Wirral mum hopes video will help save son's life
I read this story in the Wirral Globe this week and felt really sorry for this lovely young boy and his family and decided to give them a bit more publicity by posting it on this forum to give more people the opportunity to help them.
A WIRRAL mum, whose little boy has a severe muscle wasting disease, is hoping an internet video will save his life.
Kelly Magee, from Prenton, has posted a video on YouTube to educate viewers on her two-year-old son’s condition, Duchenne Muscular Dystrophy, in the hope that they will sign a Government petition.
The 32-year-old is hoping the four-minute montage, which is set to Coldplay's 'Fix You', will tug on people's heartstrings and encourage them to back her petition to fund research into the rare condition.
And Kelly is desperate to spread the word about Duchenne's and highlight the impact it has on its sufferers, including her son William.
She said: "We found out about William's condition last year after he was taking longer to learn to walk and kept falling over.
"I immediately threw myself into fundraising and raising awareness as few people know about it.
"Our petition is basically to get the Government to fund research into Duchenne's.
"It's possible that once the money is there, it could take just a couple of years to find a cure. However we need 100,000 signatures for the matter to even be considered in Parliament so I came up with the idea of a YouTube video.
"The video shows children at different stages of the disease. It's very emotional and heartbreaking to watch but that's what you need to do to make people think about it.
"We managed to get permission from Coldplay to use their song which adds to the impact of the montage."
Duchenne Muscular Dystrophy is a progressive, aggressive muscle wasting condition which is most common in boys.
Symptoms usually begin in the legs and pelvis before the disease slowly takes away all use of the body's muscle, leading to eventual death.
And Kelly, who is also mother to eight-year-old Elizabeth, said her family’s world has been rocked by William's diagnosis but is hoping other parents will support her plight.
She said: "There are around 2,500 children in the UK with the condition. It seems like such a small number but it is horrific and is guaranteed death.
"I would say to other mums out there to imagine waking up every morning and finding out that someone you love has passed away.
"I feel like I am grieving every day for William, grieving for what he has already lost and grieving for his future – he will never be able to give me grandchildren, get married or play football with his friends.
"As a mother, I feel an enormous sense of guilt for also giving my daughter a little brother with this condition.
"She absolutely adores him but how do I explain to her what may or may not lie ahead for him?
"I am hoping that enough people will watch the video and follow the link to sign the petition – we need their help so much."

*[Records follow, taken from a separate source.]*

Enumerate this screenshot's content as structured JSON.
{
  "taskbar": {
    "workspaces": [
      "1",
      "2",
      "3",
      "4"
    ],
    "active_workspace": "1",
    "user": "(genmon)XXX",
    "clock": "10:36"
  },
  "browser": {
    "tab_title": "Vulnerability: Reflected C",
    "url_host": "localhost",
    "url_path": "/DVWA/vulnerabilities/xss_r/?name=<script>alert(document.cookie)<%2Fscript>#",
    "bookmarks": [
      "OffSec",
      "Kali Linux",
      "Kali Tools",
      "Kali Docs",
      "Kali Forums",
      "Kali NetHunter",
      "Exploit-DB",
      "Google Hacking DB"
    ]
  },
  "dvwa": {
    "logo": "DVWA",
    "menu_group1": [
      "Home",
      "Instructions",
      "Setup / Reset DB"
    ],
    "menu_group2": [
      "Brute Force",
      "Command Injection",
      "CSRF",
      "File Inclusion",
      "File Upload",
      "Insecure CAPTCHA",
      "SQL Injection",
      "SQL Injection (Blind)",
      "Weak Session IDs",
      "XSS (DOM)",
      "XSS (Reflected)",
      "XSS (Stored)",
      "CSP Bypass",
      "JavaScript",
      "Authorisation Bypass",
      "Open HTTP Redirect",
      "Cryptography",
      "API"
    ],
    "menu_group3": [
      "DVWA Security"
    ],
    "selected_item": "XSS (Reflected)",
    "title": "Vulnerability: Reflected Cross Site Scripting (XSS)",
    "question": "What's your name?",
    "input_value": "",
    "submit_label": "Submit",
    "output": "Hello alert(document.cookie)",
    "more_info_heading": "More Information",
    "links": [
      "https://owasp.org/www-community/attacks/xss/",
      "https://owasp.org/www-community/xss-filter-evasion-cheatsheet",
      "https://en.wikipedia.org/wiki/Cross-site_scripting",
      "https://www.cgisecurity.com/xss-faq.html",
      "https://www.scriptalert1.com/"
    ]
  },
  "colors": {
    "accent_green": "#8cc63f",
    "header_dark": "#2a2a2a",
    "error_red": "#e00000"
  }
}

A family fun day will be held in aid of Duchenne Now on August 19 at White's Farm, Station Road, Thurstaston.
It will take place from 12pm – 4pm and include raffles, donkey rides and makeovers.
That is Williams story please watch his video, it is heartbreaking to think all theses lovely youngsters are not going to live much past the age of twenty This is the link :- http://www.youtube.com/watch?v=yoKPBJhDONc
It is called Fix You & William Duchenne.
When you've watched this video if you can see through the tears go to the epetition page at http://epetitions.direct.gov.uk/petitions/14427
The petition is not going too well as yet so if you decide to sign include all members of your family.
There is also a web page with an appeal to buy a song off I tunes for 99p the link to which is http://www.savewilliamduchenne.co.uk/
Sorry if this is a long and rambling post but I was touched and believe many of you will want to help even if you only sign the petition.
This story is also an illustration that we should be grateful for what we have and that there is always someone worse off than youself.